Самиздат: [Регистрация] [Найти] [Рейтинги] [Обсуждения] [Новинки] [Обзоры] [Помощь|Техвопросы]
Ссылки:


 Ваша оценка:

Я перчусь.

Вот как я выгляжу: невысокий, с несоразмерно большим животом и прямыми
ногами, торчащими снизу.

Дорога походила на желоб, ограниченный снизу слоем пыли на сморщенной
земле, а с боков сдавленная деревьями, которые были облеплены
листьями, зелеными и многочисленными, как снежинки в сугробе. Сверху
она была открыта и отлично просматривалась, изгибалась впереди,
таинственно, и я шел по ней, так что пыль, серая и сухая, того цвета,
какого не бывает ни у кого больше, изборожденная извивами, оставшимися
от колей колес машин, проезжавших здесь после всех дождей, последний
из которых был так давно, что они успели окаменеть и лежали теперь,
как удавы, мешали идти, я запинался то и дело, и даже на листьях была
пыль.

Листья - они словно круги на воде.

Из-за поворота, где склонялись чуть ли не до земли ветви деревьев,
вышла девочка. Ветки тянулись вниз, словно хотели зачерпнуть горсть
пыли, и теперь сломаны, побиты, листья похожи на две ладони, сложенные
кругом, с зубчиками, мятые. Солнце светило сверху, и от деревьев
ложилась тень, маленькая, солнце высоко, а деревья похожи на большие
кусты, словно клены, только листья другие, и нет семян. Девочка была
одета в одежду, сделанную из ткани, разноцветную, синюю и белую, c
лентой через грудь, лента была синей, волосы длинные, расплетенные,
улыбалась, но увидев меня, перестала, вокруг было тихо, в руке она
что-то держала и спрятала за спину.

Она была очень похожа на девочку.
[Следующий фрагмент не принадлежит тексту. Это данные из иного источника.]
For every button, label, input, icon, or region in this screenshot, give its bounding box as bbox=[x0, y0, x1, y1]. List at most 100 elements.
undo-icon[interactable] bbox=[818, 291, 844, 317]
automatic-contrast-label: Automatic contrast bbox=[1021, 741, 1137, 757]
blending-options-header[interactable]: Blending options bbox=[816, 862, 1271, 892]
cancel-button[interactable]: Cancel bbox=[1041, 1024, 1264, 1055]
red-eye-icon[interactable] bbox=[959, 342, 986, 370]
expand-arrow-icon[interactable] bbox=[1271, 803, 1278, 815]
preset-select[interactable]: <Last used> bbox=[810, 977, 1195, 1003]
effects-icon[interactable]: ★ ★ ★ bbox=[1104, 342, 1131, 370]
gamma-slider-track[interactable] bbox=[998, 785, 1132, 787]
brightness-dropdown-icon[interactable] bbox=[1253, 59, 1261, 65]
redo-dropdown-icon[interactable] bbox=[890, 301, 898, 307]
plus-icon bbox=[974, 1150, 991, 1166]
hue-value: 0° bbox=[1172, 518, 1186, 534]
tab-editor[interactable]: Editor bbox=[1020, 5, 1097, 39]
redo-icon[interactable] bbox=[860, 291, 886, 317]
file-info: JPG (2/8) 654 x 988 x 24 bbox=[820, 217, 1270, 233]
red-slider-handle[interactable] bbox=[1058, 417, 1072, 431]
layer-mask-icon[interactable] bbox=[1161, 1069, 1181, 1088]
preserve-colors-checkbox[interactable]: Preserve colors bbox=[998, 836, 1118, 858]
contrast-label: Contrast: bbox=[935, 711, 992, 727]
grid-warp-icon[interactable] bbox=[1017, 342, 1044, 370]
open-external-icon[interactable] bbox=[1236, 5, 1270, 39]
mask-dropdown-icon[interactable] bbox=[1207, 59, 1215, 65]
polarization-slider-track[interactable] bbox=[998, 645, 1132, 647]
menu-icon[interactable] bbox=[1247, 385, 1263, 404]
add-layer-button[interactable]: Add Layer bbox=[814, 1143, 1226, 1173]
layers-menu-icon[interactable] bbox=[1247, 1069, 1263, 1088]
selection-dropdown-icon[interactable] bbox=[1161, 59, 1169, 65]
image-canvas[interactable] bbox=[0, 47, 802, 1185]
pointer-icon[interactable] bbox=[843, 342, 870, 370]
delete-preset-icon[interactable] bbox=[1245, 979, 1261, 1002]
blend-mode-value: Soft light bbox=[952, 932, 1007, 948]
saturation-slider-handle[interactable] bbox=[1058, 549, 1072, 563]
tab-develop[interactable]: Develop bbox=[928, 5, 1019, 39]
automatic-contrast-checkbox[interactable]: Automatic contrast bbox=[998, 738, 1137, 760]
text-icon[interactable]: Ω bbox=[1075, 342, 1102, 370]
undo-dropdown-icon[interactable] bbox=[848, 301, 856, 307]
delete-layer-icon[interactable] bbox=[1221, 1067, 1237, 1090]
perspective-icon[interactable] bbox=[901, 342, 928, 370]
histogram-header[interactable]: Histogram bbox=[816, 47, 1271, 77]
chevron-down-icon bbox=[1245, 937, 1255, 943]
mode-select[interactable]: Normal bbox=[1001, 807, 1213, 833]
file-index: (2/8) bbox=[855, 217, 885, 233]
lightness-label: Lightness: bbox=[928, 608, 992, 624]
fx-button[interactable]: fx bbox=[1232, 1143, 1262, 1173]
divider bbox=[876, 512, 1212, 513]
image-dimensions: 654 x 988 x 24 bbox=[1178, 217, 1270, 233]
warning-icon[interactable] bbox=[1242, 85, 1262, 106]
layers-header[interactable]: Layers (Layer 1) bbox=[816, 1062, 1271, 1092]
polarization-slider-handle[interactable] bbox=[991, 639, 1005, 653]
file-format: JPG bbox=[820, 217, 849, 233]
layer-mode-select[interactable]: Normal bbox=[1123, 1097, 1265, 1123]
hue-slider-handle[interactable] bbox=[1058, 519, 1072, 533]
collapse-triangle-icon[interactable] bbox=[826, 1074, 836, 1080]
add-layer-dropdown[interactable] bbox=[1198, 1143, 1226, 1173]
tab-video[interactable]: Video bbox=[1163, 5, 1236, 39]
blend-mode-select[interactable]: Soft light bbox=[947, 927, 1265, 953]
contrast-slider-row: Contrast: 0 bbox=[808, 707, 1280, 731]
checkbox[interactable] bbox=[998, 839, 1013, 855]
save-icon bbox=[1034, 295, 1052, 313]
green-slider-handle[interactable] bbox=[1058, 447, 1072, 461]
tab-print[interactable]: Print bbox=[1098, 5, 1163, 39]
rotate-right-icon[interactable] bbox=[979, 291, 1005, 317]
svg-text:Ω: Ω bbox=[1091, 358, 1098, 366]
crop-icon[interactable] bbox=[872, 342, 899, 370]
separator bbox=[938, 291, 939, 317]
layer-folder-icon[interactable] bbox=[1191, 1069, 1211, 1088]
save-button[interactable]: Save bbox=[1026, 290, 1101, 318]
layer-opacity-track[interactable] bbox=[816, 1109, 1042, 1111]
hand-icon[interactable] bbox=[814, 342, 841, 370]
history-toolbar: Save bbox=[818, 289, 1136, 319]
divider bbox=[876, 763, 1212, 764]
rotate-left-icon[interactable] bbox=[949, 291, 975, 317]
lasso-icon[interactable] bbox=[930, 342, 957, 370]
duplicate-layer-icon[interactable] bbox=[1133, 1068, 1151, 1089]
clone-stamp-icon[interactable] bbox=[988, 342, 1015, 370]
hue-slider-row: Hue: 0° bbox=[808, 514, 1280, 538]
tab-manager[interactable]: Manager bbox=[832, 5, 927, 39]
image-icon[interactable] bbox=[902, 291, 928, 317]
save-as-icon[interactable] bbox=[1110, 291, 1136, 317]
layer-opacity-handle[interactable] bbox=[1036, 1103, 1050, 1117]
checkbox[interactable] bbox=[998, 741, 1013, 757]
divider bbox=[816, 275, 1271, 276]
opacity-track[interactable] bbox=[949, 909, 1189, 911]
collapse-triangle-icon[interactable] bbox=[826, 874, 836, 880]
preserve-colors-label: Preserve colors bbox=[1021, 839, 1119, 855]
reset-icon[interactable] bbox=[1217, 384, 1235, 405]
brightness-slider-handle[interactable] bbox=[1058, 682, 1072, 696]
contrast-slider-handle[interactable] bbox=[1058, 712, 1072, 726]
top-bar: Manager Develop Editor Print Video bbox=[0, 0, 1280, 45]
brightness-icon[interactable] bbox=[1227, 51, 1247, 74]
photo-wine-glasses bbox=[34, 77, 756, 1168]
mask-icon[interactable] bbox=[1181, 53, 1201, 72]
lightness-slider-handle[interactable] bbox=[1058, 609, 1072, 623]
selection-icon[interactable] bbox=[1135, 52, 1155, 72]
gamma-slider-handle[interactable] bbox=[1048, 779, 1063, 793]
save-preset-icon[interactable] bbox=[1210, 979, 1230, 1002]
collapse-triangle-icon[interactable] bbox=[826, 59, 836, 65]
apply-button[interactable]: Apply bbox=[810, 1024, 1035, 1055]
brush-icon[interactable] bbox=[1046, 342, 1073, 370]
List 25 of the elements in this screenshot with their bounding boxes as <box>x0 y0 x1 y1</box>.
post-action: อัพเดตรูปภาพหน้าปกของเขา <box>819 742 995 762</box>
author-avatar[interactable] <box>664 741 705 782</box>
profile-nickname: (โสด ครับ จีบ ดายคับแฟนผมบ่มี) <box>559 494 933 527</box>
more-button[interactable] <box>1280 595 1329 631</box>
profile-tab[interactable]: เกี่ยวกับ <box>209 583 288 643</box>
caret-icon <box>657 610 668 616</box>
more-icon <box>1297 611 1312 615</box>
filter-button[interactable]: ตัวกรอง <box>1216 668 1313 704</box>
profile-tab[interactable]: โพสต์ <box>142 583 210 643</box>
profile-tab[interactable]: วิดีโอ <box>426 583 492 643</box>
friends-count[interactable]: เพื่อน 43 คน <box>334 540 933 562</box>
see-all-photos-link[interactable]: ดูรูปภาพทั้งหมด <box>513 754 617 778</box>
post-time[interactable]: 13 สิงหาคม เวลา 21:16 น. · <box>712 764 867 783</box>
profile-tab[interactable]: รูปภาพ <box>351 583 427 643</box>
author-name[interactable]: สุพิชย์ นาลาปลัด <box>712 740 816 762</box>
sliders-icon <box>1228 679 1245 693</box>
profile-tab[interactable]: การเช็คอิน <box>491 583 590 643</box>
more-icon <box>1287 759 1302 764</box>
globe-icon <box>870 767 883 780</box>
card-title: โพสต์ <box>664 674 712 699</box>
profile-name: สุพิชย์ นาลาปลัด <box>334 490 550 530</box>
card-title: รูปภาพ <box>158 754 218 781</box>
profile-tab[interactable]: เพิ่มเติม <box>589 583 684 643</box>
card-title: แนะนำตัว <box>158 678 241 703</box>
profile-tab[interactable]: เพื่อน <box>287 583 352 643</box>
Особенно когда вышла на середину
дороги и смотрела на меня по щиколотку в пыли, а ноги у нее были босые
и покрыты пылью до колен.

Немного поговорив с нею, я пошел дальше, и дорога извивалась, словно
раскачиваясь, пока постепенно не побежал по саду, а позади на берег
высаживались французы с огнем и кольями, с тысячи лодок, причаливших
ко всему берегу реки, из тех рек, что неторопливо несут свои воды
между холмов, в сумерках, и где-то вдали не то впадают в неподвижное,
спокойное озеро, не то замыкаются в круг. Французов было так много,
сколько я еще не видел, они лезли на берег и кричали на своем языке,
разнообразные, быстрые, с командирами во главе небольших отрядов, на
которые была разбита вся армия. Затаскивая на берег лодки, чертившие
на песке и траве, они оглядывались и искали меня, а факельщики стояли
рядом и светили им, темнело, я бежал среди рядами посаженных деревьев,
чьи раскидистые кроны прикрывали меня сверху от вертолета.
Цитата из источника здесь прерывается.